The Cut has the full, appalling details. Garbo was a total recluse who hated venturing out so much she once managed to miss her own wedding. Just about the only person she allowed in was Gayelord Hauser, who just happened to be a nutritionist with a sideline in crazy. He convinced Garbo to spend decades following his dietary plans. One involved eating nothing but raw yeast, with occasional treats of buttermilk. Another involved Garbo dining only on spinach for a full three weeks. Luckily, she abandoned that diet before she had to choose between going to the hospital and trading blows with Bluto down at the dockyards.

Hauser liked to claim that following his bonkers diet plans would allow anyone to live to 100. In absolute fairness, both he and Garbo came close, dying at 89 and 84, respectively. No word as to whether they thought it was remotely worth it.
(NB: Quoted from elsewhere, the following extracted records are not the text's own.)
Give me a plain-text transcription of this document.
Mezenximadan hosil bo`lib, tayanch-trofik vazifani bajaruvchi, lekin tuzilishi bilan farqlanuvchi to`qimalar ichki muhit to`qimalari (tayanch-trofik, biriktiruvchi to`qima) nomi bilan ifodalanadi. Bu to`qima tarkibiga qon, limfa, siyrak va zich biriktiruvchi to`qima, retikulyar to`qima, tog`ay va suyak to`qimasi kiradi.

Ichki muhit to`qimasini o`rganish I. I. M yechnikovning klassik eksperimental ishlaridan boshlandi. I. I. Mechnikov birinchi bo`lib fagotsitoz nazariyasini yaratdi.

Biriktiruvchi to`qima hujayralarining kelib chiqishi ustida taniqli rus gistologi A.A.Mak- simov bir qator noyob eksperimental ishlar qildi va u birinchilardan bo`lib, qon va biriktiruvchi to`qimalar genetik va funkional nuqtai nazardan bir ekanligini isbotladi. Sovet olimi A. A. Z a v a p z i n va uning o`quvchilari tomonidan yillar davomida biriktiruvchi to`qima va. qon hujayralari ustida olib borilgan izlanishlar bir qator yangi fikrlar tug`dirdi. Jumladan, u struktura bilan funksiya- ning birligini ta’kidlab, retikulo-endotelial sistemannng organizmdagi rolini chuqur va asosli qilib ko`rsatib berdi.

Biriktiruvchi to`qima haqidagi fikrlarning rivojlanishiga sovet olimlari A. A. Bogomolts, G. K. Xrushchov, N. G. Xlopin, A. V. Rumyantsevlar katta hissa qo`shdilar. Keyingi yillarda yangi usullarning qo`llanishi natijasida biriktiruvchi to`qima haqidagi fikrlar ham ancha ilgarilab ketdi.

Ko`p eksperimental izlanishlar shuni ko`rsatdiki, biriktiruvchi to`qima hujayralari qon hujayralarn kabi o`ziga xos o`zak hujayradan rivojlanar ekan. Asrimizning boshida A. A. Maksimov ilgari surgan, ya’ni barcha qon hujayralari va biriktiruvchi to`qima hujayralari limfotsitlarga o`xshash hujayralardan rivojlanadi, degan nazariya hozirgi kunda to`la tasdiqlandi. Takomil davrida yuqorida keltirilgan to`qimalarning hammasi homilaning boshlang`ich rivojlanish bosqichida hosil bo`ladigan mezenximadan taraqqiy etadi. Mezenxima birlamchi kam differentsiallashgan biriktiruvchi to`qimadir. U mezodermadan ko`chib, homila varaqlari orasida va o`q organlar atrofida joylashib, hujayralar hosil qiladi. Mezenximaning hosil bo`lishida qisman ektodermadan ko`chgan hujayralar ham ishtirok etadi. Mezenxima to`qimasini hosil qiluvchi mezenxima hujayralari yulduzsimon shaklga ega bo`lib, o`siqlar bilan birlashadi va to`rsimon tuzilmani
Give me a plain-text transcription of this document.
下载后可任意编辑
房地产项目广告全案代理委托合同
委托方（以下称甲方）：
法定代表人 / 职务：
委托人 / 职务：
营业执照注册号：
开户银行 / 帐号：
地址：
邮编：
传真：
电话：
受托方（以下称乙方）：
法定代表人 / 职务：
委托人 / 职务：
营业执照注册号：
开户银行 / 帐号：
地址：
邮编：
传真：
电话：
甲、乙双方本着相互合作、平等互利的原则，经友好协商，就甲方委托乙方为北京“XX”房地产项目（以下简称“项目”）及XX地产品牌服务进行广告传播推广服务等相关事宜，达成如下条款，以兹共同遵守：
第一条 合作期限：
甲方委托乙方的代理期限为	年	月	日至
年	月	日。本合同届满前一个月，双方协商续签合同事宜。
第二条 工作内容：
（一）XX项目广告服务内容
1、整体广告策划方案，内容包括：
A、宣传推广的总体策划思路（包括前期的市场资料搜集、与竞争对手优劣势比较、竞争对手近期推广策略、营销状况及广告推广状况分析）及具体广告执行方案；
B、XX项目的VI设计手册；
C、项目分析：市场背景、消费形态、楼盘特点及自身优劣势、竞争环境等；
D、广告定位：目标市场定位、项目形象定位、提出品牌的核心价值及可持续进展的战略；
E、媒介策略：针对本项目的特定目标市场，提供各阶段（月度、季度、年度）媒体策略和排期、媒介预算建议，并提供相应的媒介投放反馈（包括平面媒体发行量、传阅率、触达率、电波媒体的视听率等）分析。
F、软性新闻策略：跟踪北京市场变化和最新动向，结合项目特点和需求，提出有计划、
Tippi Hedren shared her house with a 400-pound lion

Tippi Hedren is best known to film fans for acting terrified of flocks of birds in Alfred Hitchcock's 1963 thriller The Birds. After hearing this story, you'll have trouble believing Hedren acting scared of any animal ever again. The actress shared her Hollywood home with the scariest animal of all: a fully grown, 400-pound male lion.

Time has the story and a gallery of pictures that'll make your brain melt out your ears. This unlikely setup developed from Hedren's conservation work. She's been active in the field of saving big cats for decades and has won hosts of awards for her efforts. So it's not like she was just some celebrity trying to impress other celebrities Pablo Escobar-style by having her own menagerie. Still, the overall effect is both impressive and terrifying. Hedren's lion, Neil, had the run of the house and would saunter through the living room when guests were visiting. At the time, Hedren was living with her teenage daughter, Melanie Griffith. Every now and then, she'd let Griffith and Neil share a bed, which is exactly as terrible an idea as it sounds.

Thankfully, Neil didn't maul Hedren, eat Griffith, or kill any guests. However, they later got other lions, and each family member was attacked at one time or another, and Griffith needed facial reconstruction after being badly mauled once. Hedren has since de-crazified and now admits that keeping a lion in her house was "stupid beyond belief."